For canvas, I found following example

http://jsfiddle.net/6cFfU/3/

var  markerPositions = [[225,175], [75,275], [150,225], [400,125], [300,300]];

var svgNS = "http://www.w3.org/2000/svg";
var xlinkNS = "http://www.w3.org/1999/xlink";

for (var i=0; i<markerPositions.length; i++) {
    // Create an SVG <use> element
    var  use = document.createElementNS(svgNS, "use");
    // Point it at our pin marker (the circle)
    use.setAttributeNS(xlinkNS, "href", "#pin");
    // Set it's x and y
    use.setAttribute("x", markerPositions[i][0]);
    use.setAttribute("y", markerPositions[i][1]);
    // Add it to the "markers" group
    document.getElementById("markers").appendChild(use);
}

It adds marker but I have to generate random marker and check it should not be outside of the shape/region.

Is there any way to detect whether the random point is outside?

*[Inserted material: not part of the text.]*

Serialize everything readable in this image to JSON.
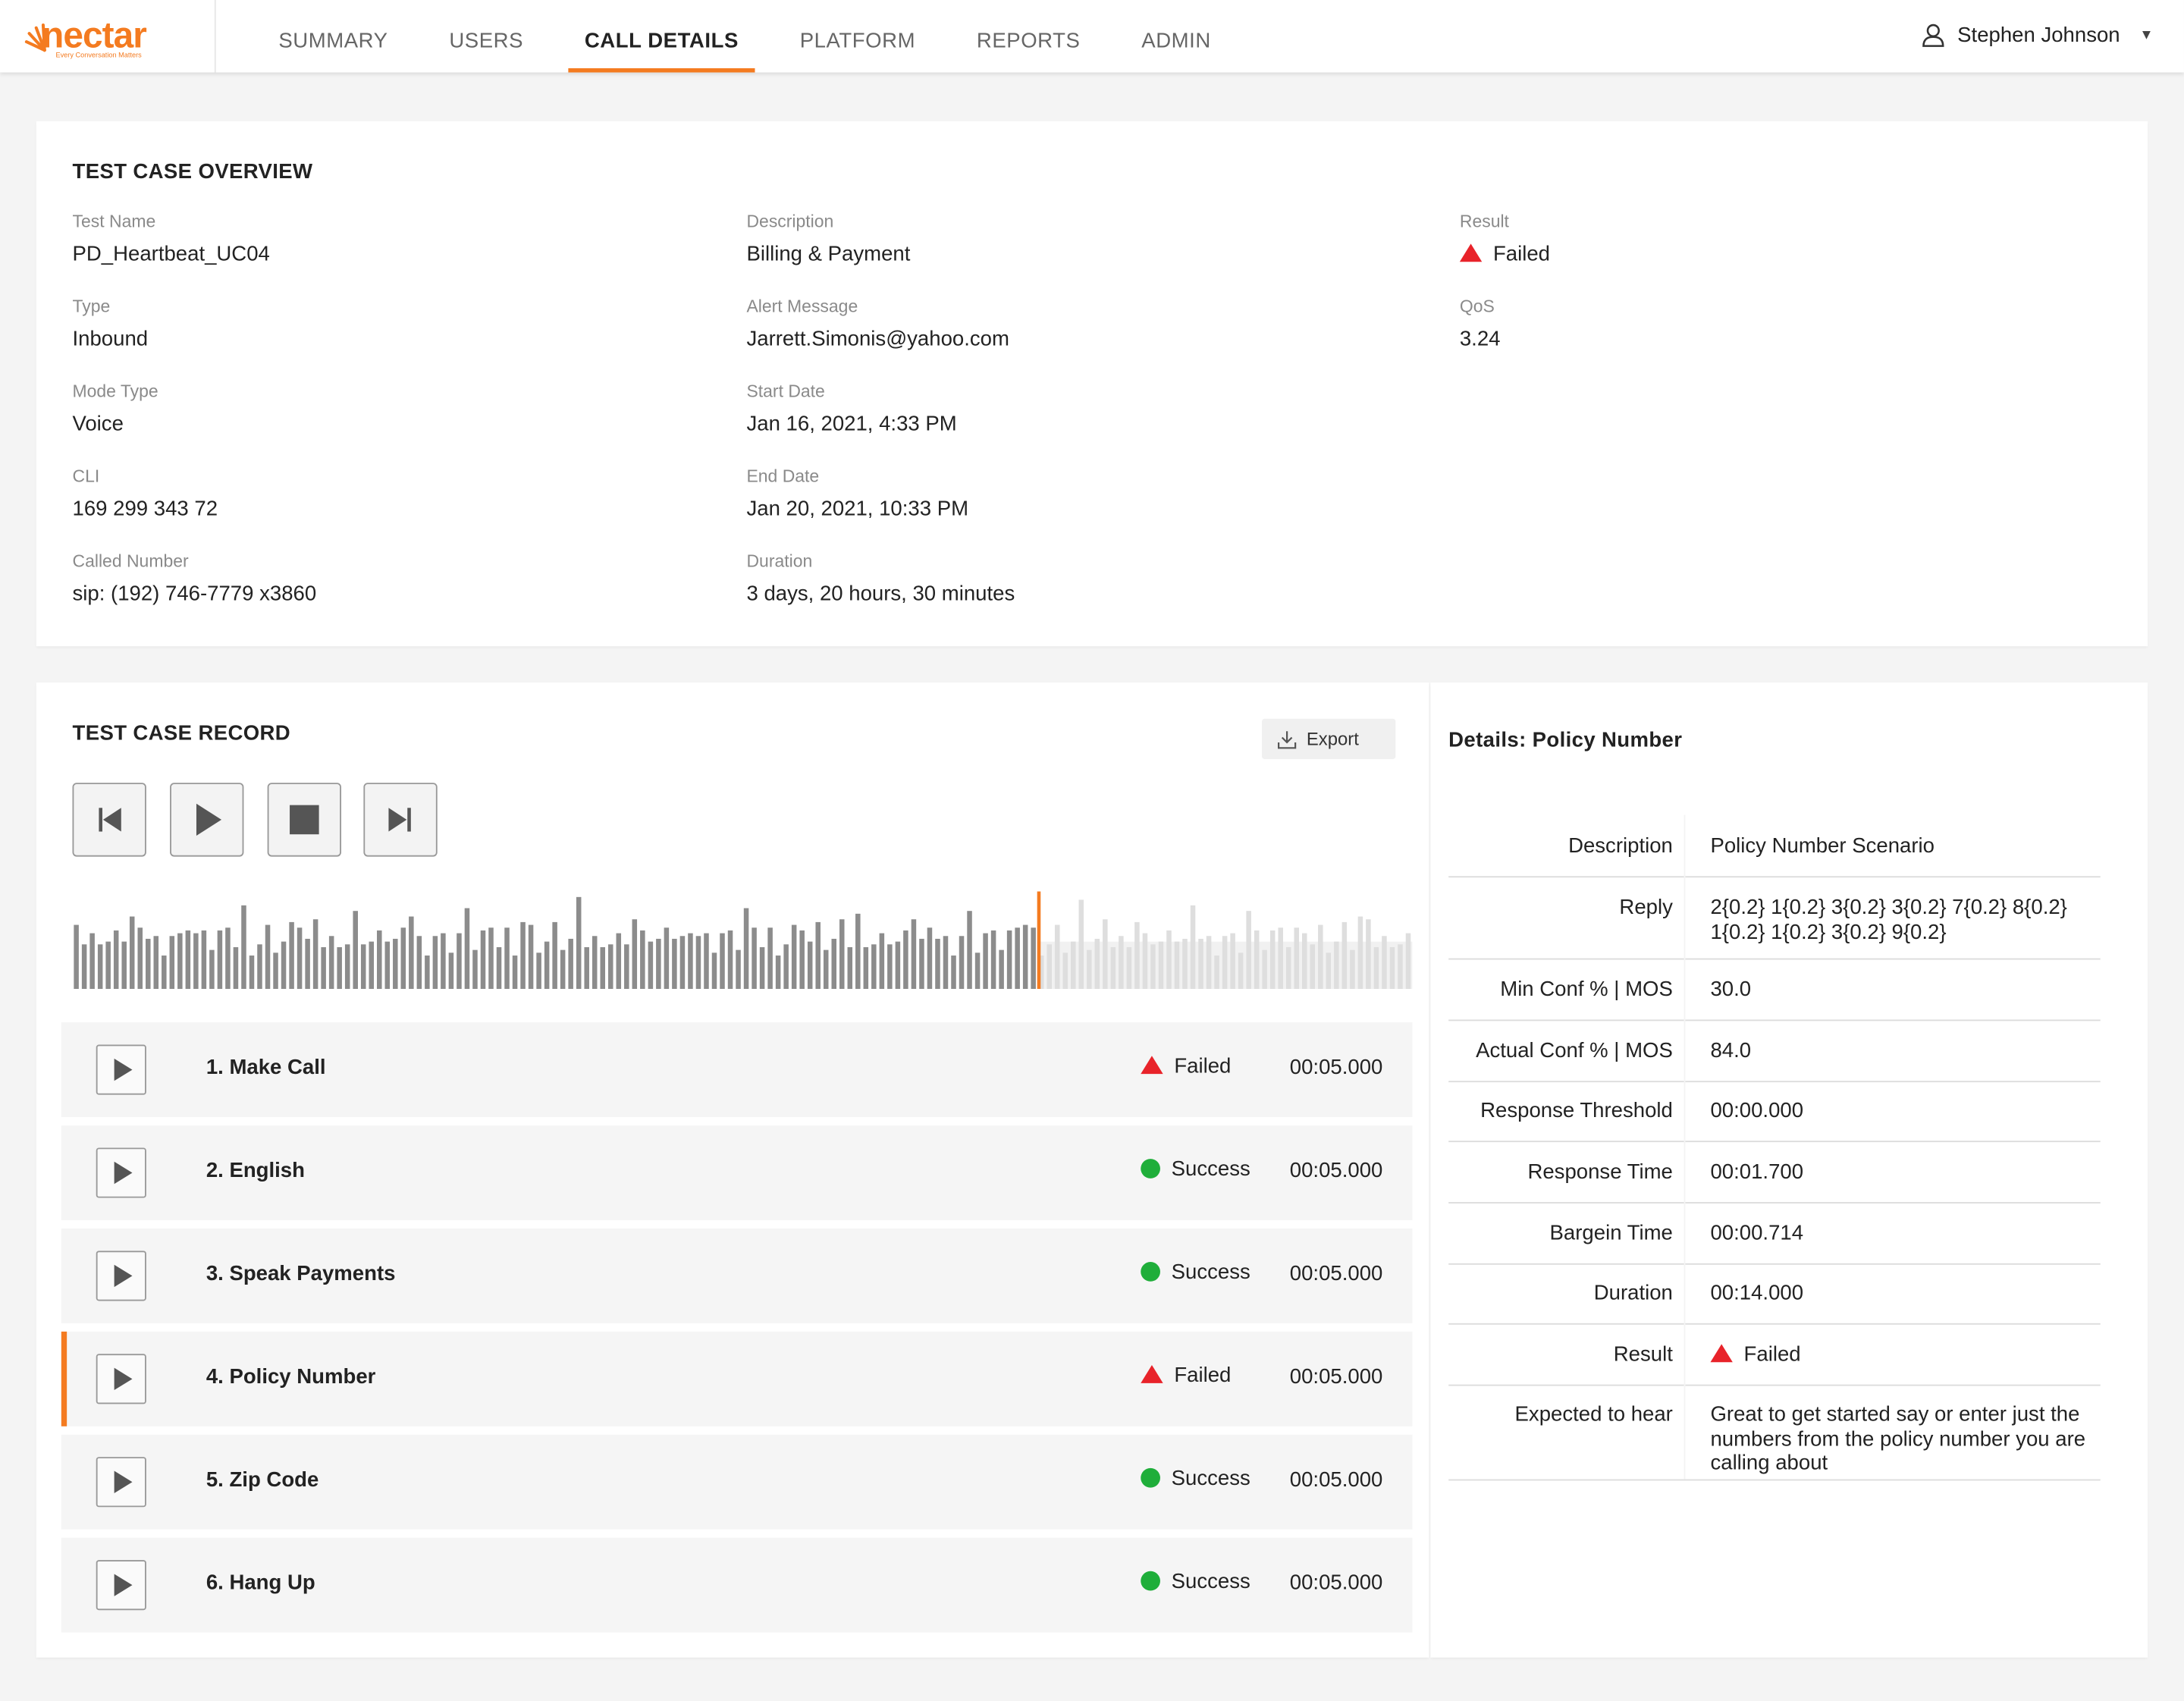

As the above sample has simple shapes but map will have different corners/polygons?

Answer 1

First, you calculate the bounding box rectangle.
Then you generate random points within that rectangle.

x ==>  rand(x_min,x_max)
y ==> rand (y_min, y_max)

Then you check if the point is in the polygon, and if yes add.
While not numMatchingPoints < numPointsMustHave ==> repeat

You can check if a point is in a non-overlapping n-Vertex-Polygon like this (C-Code):

int pnpoly(int nvert, float *vertx, float *verty, float testx, float testy)
{
  int i, j, c = 0;
  for (i = 0, j = nvert-1; i < nvert; j = i++) {
    if ( ((verty[i]>testy) != (verty[j]>testy)) &&
     (testx < (vertx[j]-vertx[i]) * (testy-verty[i]) / (verty[j]-verty[i]) + vertx[i]) )
       c = !c;
  }
  return c;
}

This is called a ray-casting algorithm.
This algorithm ray-casts to the right.
In each iteration, it tests the test point against one of the polygon's edges.

The first if-statement succeeds if the point's y-coord is within the edge's scope.
The second condition checks whether the test point is to the left of the line

If both are true, then the line drawn rightwards from the test point crosses that edge.

By repeatedly inverting the value of c, the algorithm counts how many times the rightward line crosses the polygon.

If it crosses an odd number of times, then the point is inside the polygon;
if it crosses an even number of times, the point is outside the polygon.

See also: http://en.wikipedia.org/wiki/Point_in_polygon